Saturday, January 14, 2012

Just beneath the waves...

On my trip up north my mom and I stumbled upon something very cool - a catwalk underneath the Avila Beach Pier! We happened to find this enchanting (and somewhat spooky) location at low tide where the waves would ebbe to show a world just below the usual waterline.

We didn't have the right equipment with us to capture the beauty that day but I was able to go back the next day, tripod in tow, and neutral density filter in hand.  The conditions weren't quite as good when I went back - the waves were bigger (causing the pier to shake a bit more) and it was a bright sunny day (which made for a more drastic contrast in light underneath the pier).

Even though it wasn't ideal I grabbed the opportunity to practice a skill that I've been longing to master - smoothing water using long shutter speeds.  I threw my camera in Manual, cranked my aperture as small as it would go (to minimize the light entering the camera and maximize my depth of field) and played with my shutter speed to find the right combination to maximize my detail in the highlights and shadows while being slow enough to smooth the water.

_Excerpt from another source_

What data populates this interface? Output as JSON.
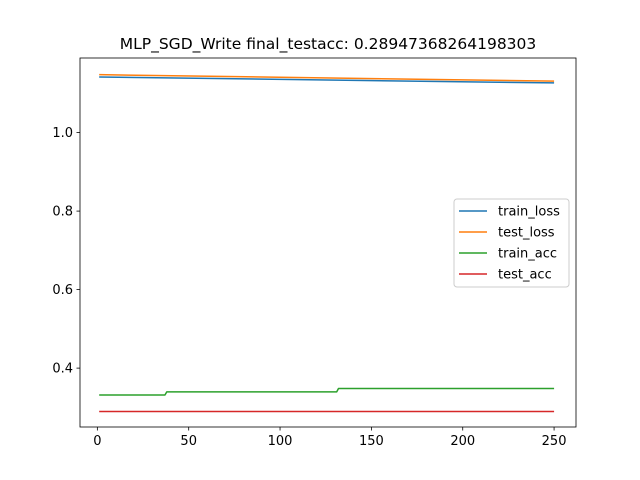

Here are my favorite shots:

ISO 100, 175mm, f/36, 20 sec

ISO 100, 115mm, f/36, 20 sec

ISO 100, 51mm, f/29, 20 sec

ISO 100, 24mm, f/22, 8 sec

Did you notice all of the starfish!? They were mesmerizing to me! I don't think I had ever seem them in their natural habitat before, only in aquariums.

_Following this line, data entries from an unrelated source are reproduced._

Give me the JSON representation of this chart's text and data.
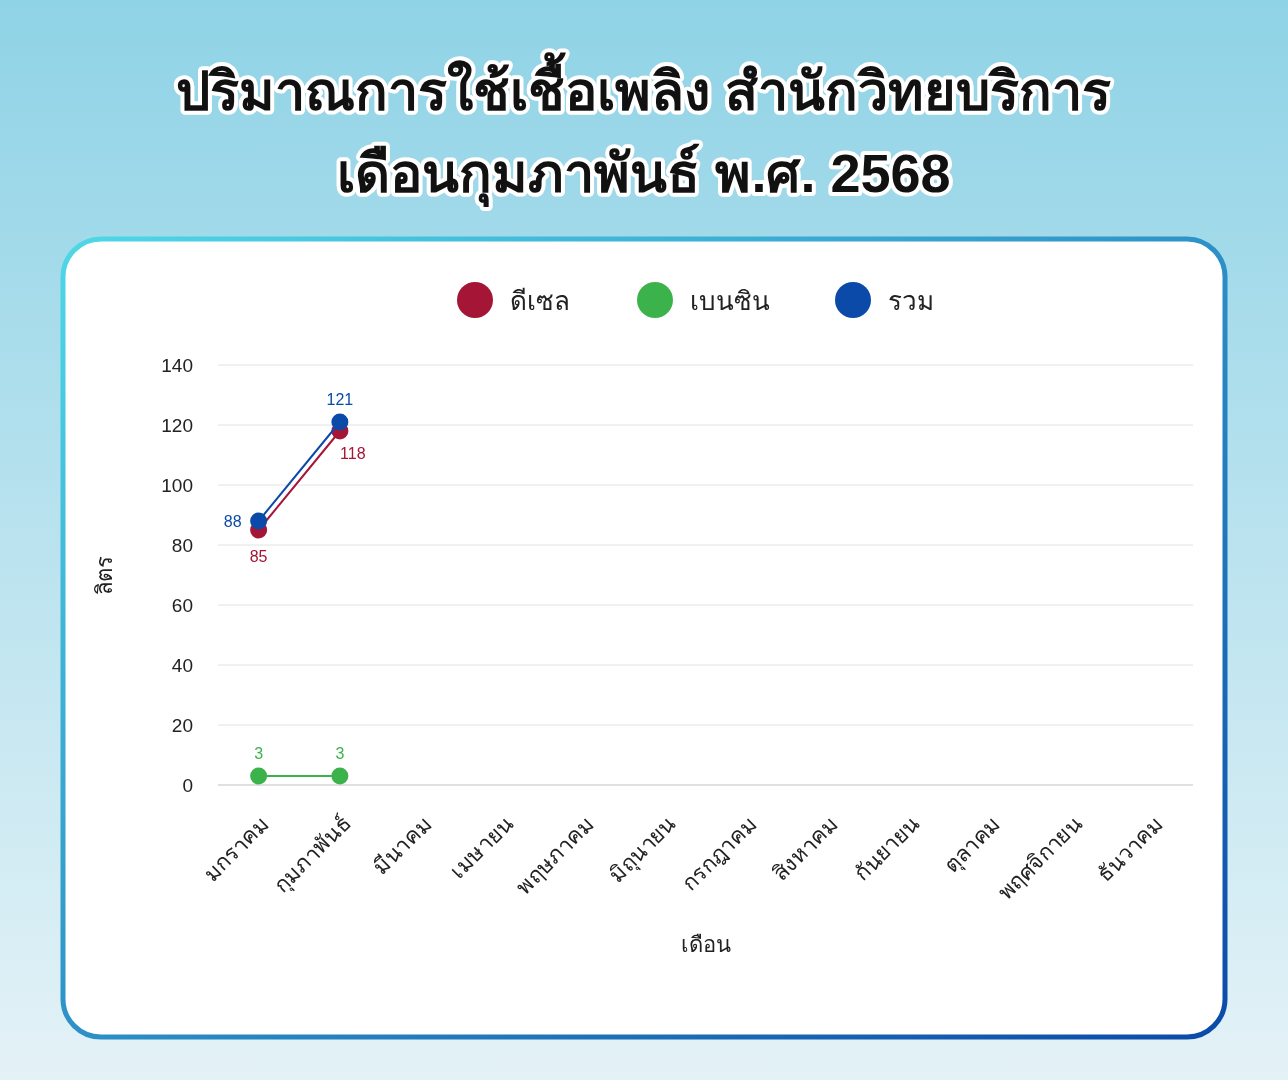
{
  "chart_data": {
    "type": "line",
    "title": "ปริมาณการใช้เชื้อเพลิง สำนักวิทยบริการ\nเดือนกุมภาพันธ์ พ.ศ. 2568",
    "xlabel": "เดือน",
    "ylabel": "ลิตร",
    "categories": [
      "มกราคม",
      "กุมภาพันธ์",
      "มีนาคม",
      "เมษายน",
      "พฤษภาคม",
      "มิถุนายน",
      "กรกฎาคม",
      "สิงหาคม",
      "กันยายน",
      "ตุลาคม",
      "พฤศจิกายน",
      "ธันวาคม"
    ],
    "series": [
      {
        "name": "ดีเซล",
        "color": "#a51535",
        "values": [
          85,
          118,
          null,
          null,
          null,
          null,
          null,
          null,
          null,
          null,
          null,
          null
        ]
      },
      {
        "name": "เบนซิน",
        "color": "#3cb34a",
        "values": [
          3,
          3,
          null,
          null,
          null,
          null,
          null,
          null,
          null,
          null,
          null,
          null
        ]
      },
      {
        "name": "รวม",
        "color": "#0b4aa8",
        "values": [
          88,
          121,
          null,
          null,
          null,
          null,
          null,
          null,
          null,
          null,
          null,
          null
        ]
      }
    ],
    "ylim": [
      0,
      140
    ],
    "yticks": [
      0,
      20,
      40,
      60,
      80,
      100,
      120,
      140
    ],
    "grid": "y",
    "legend": "top",
    "marker": "circle",
    "line_style": "solid",
    "data_labels": true
  }
}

What I learned: If I could go back and reshoot this I would choose a day that was overcast, and that the waves weren't quite as big.  (Did I mention that there was a high surf advisory when I was UNDER the pier?)

With overcast skys I could dial back my aperture a bit to my lens' sweet spot, probably around f/16 and would have gotten sharper images.

Finally, I would take a bit more time to compose my shots.  I was admittedly a bit spooked being under the pier by myself with the surf surging just a few feet below me. As a result I wasn't able to fully concentrate on what I was shooting.

Overall, I'm really happy with my images. I'm really looking forward to practicing this technique again.

Friday, January 13, 2012

Making a Photograph

Several of the photography gurus that I follow stress the difference between taking a photograph and making a photograph.  What is the difference? Taking a photo is simply pointing and shooting, hoping for the best.  Making a photograph takes time - time to carefully choose a location, paying attention to light, composing the shot, and possibly spending time in post processing to make my artistic vision a reality.

The following photograph was made on a day trip with my mom up Highway 1 from San Luis Obispo to Cambria and back. The shoreline at Cambria was our first stop. I pulled out my tripod, borrowed my mom's neutral density filter and made my composition.  I wasn't done there, though.  This High Dynamic Range (HDR) image is a composite of five images. Pressing the shutter was just the first step of many.

Wedgewood Accessway - Cambria, CA
Here are the original RAW images:

Why did I need five images? My goal was to capture detail in both the highlights and shadows.  In this scene capturing that range required five images.  I was able to determine this while I was shooting by watching my histogram as I modified the shutter speed. In the darkest image I made sure that the histogram wasn't touching the right side of the graph.  In the brightest image I ensured that the histogram wasn't touching the left side of the graph.

Darkest image - histogram isn't touching the right side of the graph

Brightest image - histogram isn't touching the left side of the graph

The next step in making my photograph was to combine these five images into one using Photomatix Pro.  Again, my goal was to maintain detail in both the highlights and shadows, but now in a single, composite image.

Tone-mapped image from Photomatix Pro
Once I have the tone-mapped image I can start making my artistic vision take shape. I did a bit of cropping, and added a bit of contrast, and then for the final touches I took the image into Topaz Adjust to bring out detail and color.

The finished photograph
I MADE this photograph. It is my artistic interpretation. What do you think?

Thursday, January 12, 2012

2012 is well on its way!

It is January 12, 2012 and this is my first post of the year.  That wasn't part of my plan.  I had grand ideas about posting more regularly and making a few changes in how I'm running my photography business.  Those changes are still in the works but it seems life rarely goes as planned.

I was fortunate to spend three weeks with my family on the Central Coast of California for the holidays.  It was a roller coaster of a time but I'm so glad I was able to be there. I've been home a little less than a week, now, and with the post-holiday letdown my immune system tanked and I've been down the last few days with a nasty head cold.

Tonight, I'm finally feeling a bit more like myself and decided it was time to show you at least one of the images I made while I was up north.  Thats right, I did take a bit of time to go out shooting while I was up in San Luis Obispo County.

Harmony Bicycle Diptych
I made this image (or rather images) in Harmony, CA - population 18. It is a VERY small town with a few artists' studios that are definitely worth a look (there is a coffee mug in the pottery studio that I still kick myself for not buying). I came across this old bicycle along the side of a building with weeds growing up and around it. I love the details and textures.

Now that I'm feeling better I'll get around to posting a few more of my photographs from the trip. I promise.